Thankully, I happen to be one of Rube Goldberg's illigitimate sons. /DesktopModules/NTForums/themes/mls/emoticons/hehe.gif 














Have fun, 


David Meashey


----------



## ohioriverrailway (Jan 2, 2008)

I had one of those jobs where you were expected to park your brain at the door when you came in. All they wanted were "yes men (and women) with little or no interest in improving the organization. I always thought a switchable lobotomy would hafve been a good thing to have. 

Loved the bit about the dial phone. Any of you grow up with crank phones and the "central" operator??


----------



## Torby (Jan 2, 2008)

When Grandmother passed away, she had a dial phone in her apartment. My youngest cousin (I have an aunt my age) was fascinated with the dial phone. She had never seen one before.


----------



## 3lphill (Feb 22, 2008)

Land Rovers also will double lock the doors so the only way to unlock them is the fob or the key in to drivers door. It says in the manual to not do this with people in the car. 

Phillip


----------



## Semper Vaporo (Jan 2, 2008)

Posted By ohioriverrailway on 06/05/2008 9:45 AM
I had one of those jobs where you were expected to park your brain at the door when you came in. All they wanted were "yes men (and women) with little or no interest in improving the organization. I always thought a switchable lobotomy would hafve been a good thing to have. 
Loved the bit about the dial phone. Any of you grow up with crank phones and the "central" operator??




I remember my Grandmother using a crank phone. It was on the wall in the dining room and you had to stand in front of it to use it. Even though the mouthpiece was on an arm that could move up and down a bit, some people had to stand on tip-toe to use it and others had to stoop over a bit. Her "ring" was a long and a short and a long. She said she was also to answer on one LOOOONNNNGG ring as that was the "emergency call" for the town... I assume part of the Civil Defense system... they had a steam siren on the fire station, but also used the phone for calling for help. Pleasant memories of living there when I was 3 years old! Thanks.


----------



## Mike Reilley (Jan 2, 2008)

I still have a dial phone in my house....it's the only one that works during a power failure.


----------



## Great Western (Jan 2, 2008)

I have three telephone receivers here. A short range radio one which enables us to move around with the handset or take it into the garage or garden. Another is is in my entrance hall- it had a loud ring tone, adjustable audio and large figure buttons. The third apparatus is upstairs: it is a dial phone with a loud bell. 
All three work on the same exchange line and unless something catastrophic happens to the telephone exchange will always work. 
My other telephone system is via my pc but cannot be guaranteed always to work and is not suitable for emergency calls, but it is very cheap.


----------



## Guest (Jun 5, 2008)

Loved the bit about the dial phone. Any of you grow up with crank phones and the "central" operator??

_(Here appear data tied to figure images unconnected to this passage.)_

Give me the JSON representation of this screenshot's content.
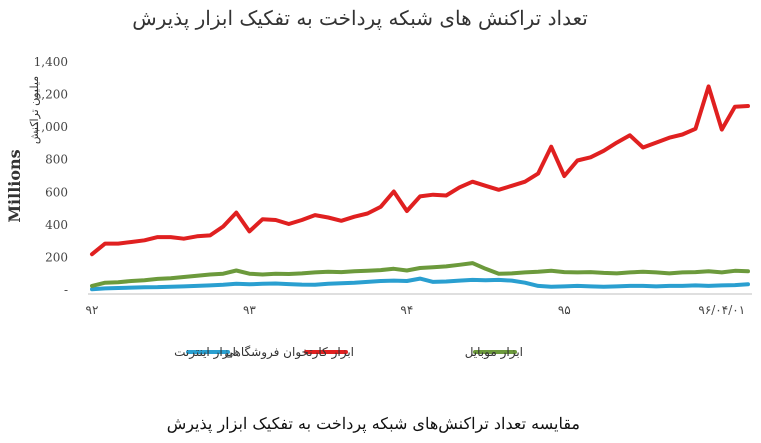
{
  "chart_data": {
    "type": "line",
    "title": "تعداد تراکنش های شبکه پرداخت به تفکیک ابزار پذیرش",
    "caption": "مقایسه تعداد تراکنش‌های شبکه پرداخت به تفکیک ابزار پذیرش",
    "ylabel": "Millions",
    "ylabel_fa": "میلیون تراکنش",
    "ylim": [
      0,
      1400
    ],
    "yticks": [
      0,
      200,
      400,
      600,
      800,
      1000,
      1200,
      1400
    ],
    "ytick_labels": [
      "-",
      "200",
      "400",
      "600",
      "800",
      "1,000",
      "1,200",
      "1,400"
    ],
    "xtick_labels": [
      "۹۲",
      "۹۳",
      "۹۴",
      "۹۵",
      "۹۶/۰۴/۰۱"
    ],
    "xtick_index": [
      0,
      12,
      24,
      36,
      48
    ],
    "grid": true,
    "legend_position": "bottom",
    "series": [
      {
        "name": "ابزار کارتخوان فروشگاهی",
        "color": "#e02020",
        "values": [
          220,
          285,
          285,
          295,
          305,
          325,
          325,
          315,
          330,
          335,
          390,
          475,
          360,
          435,
          430,
          405,
          430,
          460,
          445,
          425,
          450,
          470,
          510,
          605,
          485,
          575,
          585,
          580,
          630,
          665,
          640,
          615,
          640,
          665,
          715,
          880,
          700,
          795,
          815,
          855,
          905,
          950,
          875,
          905,
          935,
          955,
          990,
          1250,
          985,
          1125,
          1130
        ]
      },
      {
        "name": "ابزار موبایل",
        "color": "#6c9a3c",
        "values": [
          25,
          45,
          48,
          55,
          60,
          68,
          72,
          80,
          88,
          95,
          100,
          120,
          100,
          95,
          100,
          98,
          102,
          108,
          112,
          110,
          115,
          118,
          122,
          130,
          120,
          135,
          140,
          145,
          155,
          165,
          130,
          100,
          102,
          108,
          112,
          118,
          110,
          108,
          110,
          105,
          102,
          108,
          112,
          108,
          102,
          108,
          110,
          115,
          108,
          118,
          115
        ]
      },
      {
        "name": "ابزار اینترنت",
        "color": "#2a9fd0",
        "values": [
          5,
          10,
          12,
          15,
          17,
          18,
          20,
          22,
          25,
          28,
          32,
          38,
          35,
          38,
          40,
          36,
          33,
          32,
          38,
          42,
          45,
          50,
          55,
          58,
          55,
          70,
          50,
          52,
          58,
          62,
          60,
          62,
          58,
          45,
          25,
          20,
          22,
          25,
          22,
          20,
          22,
          25,
          25,
          22,
          25,
          25,
          28,
          25,
          28,
          30,
          35
        ]
      }
    ]
  }
}
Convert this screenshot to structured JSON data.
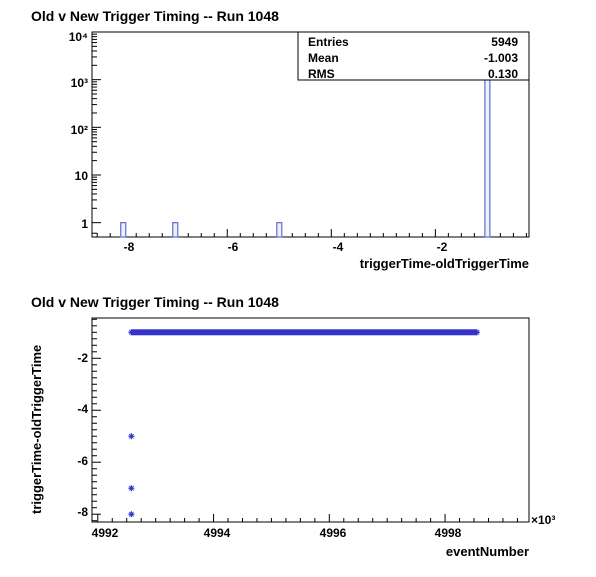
{
  "chart_data": [
    {
      "type": "bar",
      "title": "Old v New Trigger Timing -- Run 1048",
      "xlabel": "triggerTime-oldTriggerTime",
      "ylabel": "",
      "xlim": [
        -8.6,
        -0.2
      ],
      "ylim": [
        0.5,
        10000
      ],
      "yscale": "log",
      "x_ticks": [
        "-8",
        "-6",
        "-4",
        "-2"
      ],
      "y_ticks": [
        "1",
        "10",
        "10²",
        "10³",
        "10⁴"
      ],
      "bars": [
        {
          "x": -8,
          "value": 1
        },
        {
          "x": -7,
          "value": 1
        },
        {
          "x": -5,
          "value": 1
        },
        {
          "x": -1,
          "value": 5946
        }
      ],
      "stats": [
        {
          "label": "Entries",
          "value": "5949"
        },
        {
          "label": "Mean",
          "value": "-1.003"
        },
        {
          "label": "RMS",
          "value": "0.130"
        }
      ],
      "grid": false
    },
    {
      "type": "scatter",
      "title": "Old v New Trigger Timing -- Run 1048",
      "xlabel": "eventNumber",
      "ylabel": "triggerTime-oldTriggerTime",
      "x_multiplier": "×10³",
      "xlim": [
        4991.9,
        4999.45
      ],
      "ylim": [
        -8.3,
        -0.45
      ],
      "x_ticks": [
        "4992",
        "4994",
        "4996",
        "4998"
      ],
      "y_ticks": [
        "-2",
        "-4",
        "-6",
        "-8"
      ],
      "points": [
        {
          "x": 4992.58,
          "y": -5
        },
        {
          "x": 4992.58,
          "y": -7
        },
        {
          "x": 4992.58,
          "y": -8
        }
      ],
      "dense_band": {
        "x_start": 4992.58,
        "x_end": 4998.55,
        "y": -1
      },
      "grid": false
    }
  ],
  "colors": {
    "marker": "#3333cc",
    "bar": "#6a78d0"
  }
}
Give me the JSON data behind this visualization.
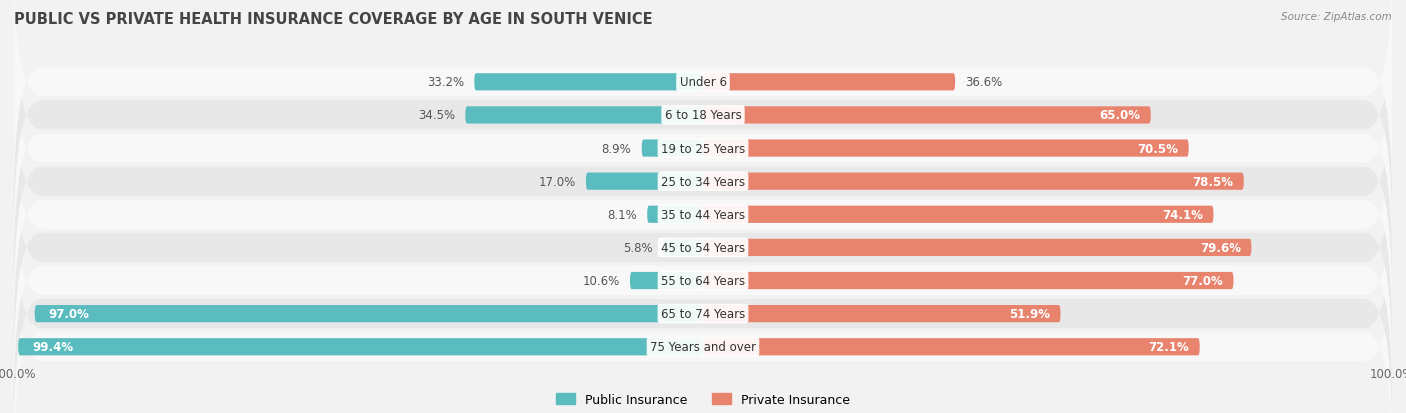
{
  "title": "PUBLIC VS PRIVATE HEALTH INSURANCE COVERAGE BY AGE IN SOUTH VENICE",
  "source": "Source: ZipAtlas.com",
  "categories": [
    "Under 6",
    "6 to 18 Years",
    "19 to 25 Years",
    "25 to 34 Years",
    "35 to 44 Years",
    "45 to 54 Years",
    "55 to 64 Years",
    "65 to 74 Years",
    "75 Years and over"
  ],
  "public_values": [
    33.2,
    34.5,
    8.9,
    17.0,
    8.1,
    5.8,
    10.6,
    97.0,
    99.4
  ],
  "private_values": [
    36.6,
    65.0,
    70.5,
    78.5,
    74.1,
    79.6,
    77.0,
    51.9,
    72.1
  ],
  "public_color": "#5bbcbf",
  "private_color": "#e8836e",
  "public_label": "Public Insurance",
  "private_label": "Private Insurance",
  "bg_color": "#f2f2f2",
  "row_bg_light": "#f8f8f8",
  "row_bg_dark": "#e8e8e8",
  "bar_height": 0.52,
  "label_fontsize": 8.5,
  "title_fontsize": 10.5,
  "max_value": 100.0
}
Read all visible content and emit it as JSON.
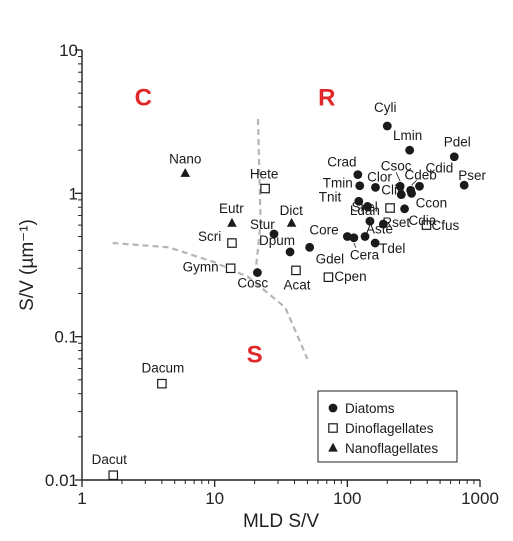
{
  "chart_data": {
    "type": "scatter",
    "xlabel": "MLD S/V",
    "ylabel": "S/V (µm⁻¹)",
    "x_scale": "log",
    "y_scale": "log",
    "xlim": [
      1,
      1000
    ],
    "ylim": [
      0.01,
      10
    ],
    "x_ticks": [
      "1",
      "10",
      "100",
      "1000"
    ],
    "y_ticks": [
      "0.01",
      "0.1",
      "1",
      "10"
    ],
    "grid": false,
    "legend_position": "bottom-right",
    "colors": {
      "marker": "#1a1a1a",
      "region_label": "#e0282a",
      "boundary": "#b5b5b5"
    },
    "regions": [
      {
        "label": "C",
        "x": 2.9,
        "y": 4.1
      },
      {
        "label": "R",
        "x": 70,
        "y": 4.1
      },
      {
        "label": "S",
        "x": 20,
        "y": 0.066
      }
    ],
    "boundary_lines": [
      {
        "points": [
          [
            21.2,
            3.3
          ],
          [
            22.2,
            0.62
          ],
          [
            20.3,
            0.28
          ]
        ]
      },
      {
        "points": [
          [
            1.7,
            0.45
          ],
          [
            4.5,
            0.42
          ],
          [
            10,
            0.33
          ],
          [
            18,
            0.26
          ],
          [
            34,
            0.16
          ],
          [
            50,
            0.07
          ]
        ]
      }
    ],
    "series": [
      {
        "name": "Diatoms",
        "marker": "circle",
        "points": [
          {
            "label": "Cyli",
            "x": 200,
            "y": 2.95
          },
          {
            "label": "Lmin",
            "x": 295,
            "y": 2.0
          },
          {
            "label": "Pdel",
            "x": 640,
            "y": 1.8
          },
          {
            "label": "Crad",
            "x": 120,
            "y": 1.35
          },
          {
            "label": "Tmin",
            "x": 124,
            "y": 1.13
          },
          {
            "label": "Clor",
            "x": 163,
            "y": 1.1
          },
          {
            "label": "Csoc",
            "x": 250,
            "y": 1.12
          },
          {
            "label": "Cdeb",
            "x": 300,
            "y": 1.05
          },
          {
            "label": "Cdid",
            "x": 350,
            "y": 1.12
          },
          {
            "label": "Pser",
            "x": 760,
            "y": 1.14
          },
          {
            "label": "Tnit",
            "x": 122,
            "y": 0.88
          },
          {
            "label": "Clin",
            "x": 255,
            "y": 0.98
          },
          {
            "label": "Ccon",
            "x": 305,
            "y": 1.0
          },
          {
            "label": "Skel",
            "x": 142,
            "y": 0.81
          },
          {
            "label": "Cdia",
            "x": 270,
            "y": 0.78
          },
          {
            "label": "Ldan",
            "x": 148,
            "y": 0.64
          },
          {
            "label": "Rset",
            "x": 187,
            "y": 0.61
          },
          {
            "label": "Core",
            "x": 100,
            "y": 0.5
          },
          {
            "label": "Aste",
            "x": 136,
            "y": 0.5
          },
          {
            "label": "Stur",
            "x": 28,
            "y": 0.52
          },
          {
            "label": "Dpum",
            "x": 37,
            "y": 0.39
          },
          {
            "label": "Gdel",
            "x": 52,
            "y": 0.42
          },
          {
            "label": "Cera",
            "x": 112,
            "y": 0.49
          },
          {
            "label": "Tdel",
            "x": 162,
            "y": 0.45
          },
          {
            "label": "Cosc",
            "x": 21,
            "y": 0.28
          }
        ]
      },
      {
        "name": "Dinoflagellates",
        "marker": "square",
        "points": [
          {
            "label": "Hete",
            "x": 24,
            "y": 1.08
          },
          {
            "label": "Scri",
            "x": 13.5,
            "y": 0.45
          },
          {
            "label": "Gymn",
            "x": 13.2,
            "y": 0.3
          },
          {
            "label": "Acat",
            "x": 41,
            "y": 0.29
          },
          {
            "label": "Cfus",
            "x": 395,
            "y": 0.6
          },
          {
            "label": "Cpen",
            "x": 72,
            "y": 0.26
          },
          {
            "label": "",
            "x": 210,
            "y": 0.79
          },
          {
            "label": "Dacum",
            "x": 4.0,
            "y": 0.047
          },
          {
            "label": "Dacut",
            "x": 1.72,
            "y": 0.0108
          }
        ]
      },
      {
        "name": "Nanoflagellates",
        "marker": "triangle",
        "points": [
          {
            "label": "Nano",
            "x": 6.0,
            "y": 1.38
          },
          {
            "label": "Eutr",
            "x": 13.5,
            "y": 0.62
          },
          {
            "label": "Dict",
            "x": 38,
            "y": 0.62
          }
        ]
      }
    ]
  }
}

we had that system till about ten/fifteen years ago. some of the old wallboxes, but mostly smaller phones, like dialphones with a crank instead of a dial. 
honestly i miss it a bit. the girls working at the connection-board new it all. one just asked to be connected to somebody, and they knew, in which village the person was at that moment, and with whom... 
or one could leave messages. 
we got an old joke about an elder lady allways listening in. 
it is said, that somebody mentioned to somebody else late in the evening on the phone, to not tell secrets over the line, becaus the old lady "is standing in her nightgown by the phone, listening in" 
it is further said, that both men heard a womans voice saying: "oh, can they see me?"


----------



## SlateCreek (Jan 2, 2008)

There's another story about the town that went from crank to dial .... and the old lady asked what number she needed to dial "Just to listen in..." 

The same resource describes an elderly fellow who put his power bill in an envelope marked "Electric Company" for an address. It was returned, stamped firmly in red "Insufficient Address." The fellow put the envelope back in the box, having added "Next to th Damn Phone Company." 

I haven't seen a dial phone since the late 1970's.... and the last "party line" I ever saw for real was in Vermont in 1982 ... the ski lodge my friends had leased was on a neighborhood party line, but still had modern dialing and ringing. 

Matthew (OV)


----------



## Semper Vaporo (Jan 2, 2008)

TouchTone (tm) phones should still work during a power failure as they get their power from the 48V phone line. But a wireless phone or one with all kinds of "features" may not as they usually require external power to work the features. 

At my parents house, when I was growing up in the 1950's we had a dial phone on a party line. At first it rang different sequences to tell who the call was to, but later, even though it was still a 4 party line the ring only went to the appropriate phone. Still, one of the other parties often checked the line and if I was on she would interrupt my conversation; "You kids stop tying up the phone line, adults will want to use it!" She did it once to my dad and that was the end of her on our party line!


----------



## Torby (Jan 2, 2008)

A friend in Macomb had an old crank phone mounted on the wall. It worked. You could talk on it and it would ring. He didn't know you could "dial" it till I showed him how.


----------



## Semper Vaporo (Jan 2, 2008)

Posted By Torby on 06/06/2008 7:29 AM
A friend in Macomb had an old crank phone mounted on the wall. It worked. You could talk on it and it would ring. He didn't know you could "dial" it till I showed him how.




How do you "dial" a "crank" phone? 

The "Crank" just generates a high voltage that makes a bell ring at the telephone company's office "Operator" station. The Operator then plugs their line into the one making the "request" and verbally asks for what number you want. You tell them and they take the patch plug out of their line and stick it in the line you want, they then crank their handle to generate a voltage that makes phones on that wire ring. If it is a party line the Operator varies the number of cranks and pauses between them to make the number of longs and shorts for the people with the phones to know who should say "Hello" when they pick up the receiver (all the others put their hand over the mouth piece so the parties that want to talk to each other cannot hear the baby squawling in the background of the houses that were not the ones being called!). 

Your friend must have and a wall phone with a dial... not a "Crank telephone". Although if you are really fast and can do this with great repetitiveness, you can dial a phone by pushing the little buttons or the cradle that the handset sets on, It is fairly easy to dial a "1" that way, but pulsing the line by hand at the exact rate for more than one pulse is nearly impossible.


----------



## Taperpin (Jan 6, 2008)

We had a operator exchange [crank phone] which was only open from 7am-12noon and 1pm -7pm..the phone co assimed everyone would only want to call in those hours! and it lasted until 1964..and on sundays only in the pm.


----------